The Great Bear stands upon his head
His paws among the apple boughs
That dark against a darker sky
Wave in the wind and tap their twigs
With little sounds forlorn and sad
Within the night’s dark emptiness.

 

On the Invasion of France, 1940

The lilies broken down in France
Their petals trodden with the dust
Will spring again, their scent to spill,
Their strength to stand, their flowers to dance.
Free in the sun and wind and rain,
Those proud white flowers will come again,
Pale, lovely flowers of France.

Their ancient fragrance handed down
Through the rich living loam of France,
The pollen golden, blown and free –
A thousand years of lilies held
Within its breath, just bring again
The quiet flame of flowering France
To blossom in the Sun and rain.

 

Bunch

 

 

 

 

 

 

 

 

Our old warrior dog is dead
That gallant heart will fight no more,
And empty stretch the days ahead
As empty as the kitchen floor.
Dear little ghost of happiness
Who lopes beside me down the years,
No dog of flesh and blood will take
Your place nor ever stem the tears
That well unbidden from the heart.
For you were very part of me
And all the fields and all the ways
Down woodland ride and open hill
Are empty places now for me.
You are not there.
You are not there.

 

Death of a Cowman

The “green pastures” psalm we sang for you
And tears came blinding from the heart;
For there beside the quiet streams
One saw your spare lone figure pass
Without your cows. And all that grass
So green to waste. No herd have you
In those quiet meadow-lands of death,
To follow where you lead.

Or have those cows you loved and knew
Who earlier trod the ways of death
Been joined the other side with you?
I’d like to think their gentle ways
Are still with yours.
Your loneliness in death would be
Greater than in life you knew,
With not a single cow to pass
Beside the waters quiet with you.

Now you are there, and evermore will stay
One with the land you loved
And longed in life to own.
Dust of its dust,
No man can part you now
From that high hill where in your youth you dreamed,
Proud as a boy can be with strength and hope and plans.

Life cheated you of all, and dreams were nought,
But death has mended that.
And now the wind will blow
Around your farm for evermore,
Your spirit mingle with the rain,
The wind, the snow, the sun, the storm.
That hill is yours, and you are there,
Part of its strength, though ages pass.

 

When Night Time Came

When night came, and the small lamp shone
Bravely and warmly in the long dark room,
And the casements stood wide to the night,
To the sweetness of the garden and the shining of the stars
To the silence and the stillness and the paleness of the flowers -
And the light of the lamp was so small in the night.

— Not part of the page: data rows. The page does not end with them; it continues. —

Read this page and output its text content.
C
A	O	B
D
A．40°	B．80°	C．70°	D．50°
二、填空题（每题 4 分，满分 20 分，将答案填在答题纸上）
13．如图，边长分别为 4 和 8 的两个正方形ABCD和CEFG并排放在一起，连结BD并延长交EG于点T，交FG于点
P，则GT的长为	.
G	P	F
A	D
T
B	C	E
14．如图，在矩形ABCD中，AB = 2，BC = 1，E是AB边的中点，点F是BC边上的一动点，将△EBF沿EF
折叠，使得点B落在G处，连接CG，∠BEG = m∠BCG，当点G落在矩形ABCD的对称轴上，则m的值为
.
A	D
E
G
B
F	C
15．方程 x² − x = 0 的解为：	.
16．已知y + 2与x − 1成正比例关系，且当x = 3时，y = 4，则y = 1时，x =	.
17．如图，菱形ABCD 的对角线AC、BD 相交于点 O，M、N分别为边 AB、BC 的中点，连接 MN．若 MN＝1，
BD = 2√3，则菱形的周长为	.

I shut my eyes and the music came stealing
And pouring softly through the silent dark.
And my heart stood still for the terror of the song,
For the sadness of its dying and the swiftness of its fall.
For the things I could not know and that no man understands
And it fills the night with silence, and the music of my heart.

In the changeless dark when the low light came
Under my lashes from the shining lamp,
I saw the shadows swift, as the music galloped by,
Of the greatness of old cities, and the warming of the sun
And the flowing of wide rivers and the stillness of the plain
And centuries lay sleeping in the music of my heart.

I saw pale skies where clouds sped by
Flying and sailing through the sunlit air
And I saw tall ships like shadows on the sea
In the crying of the music and the silent unknown song,
In the singing through the darkness that lay breathless on my soul.
And then the music ended and I saw the lamplight shine.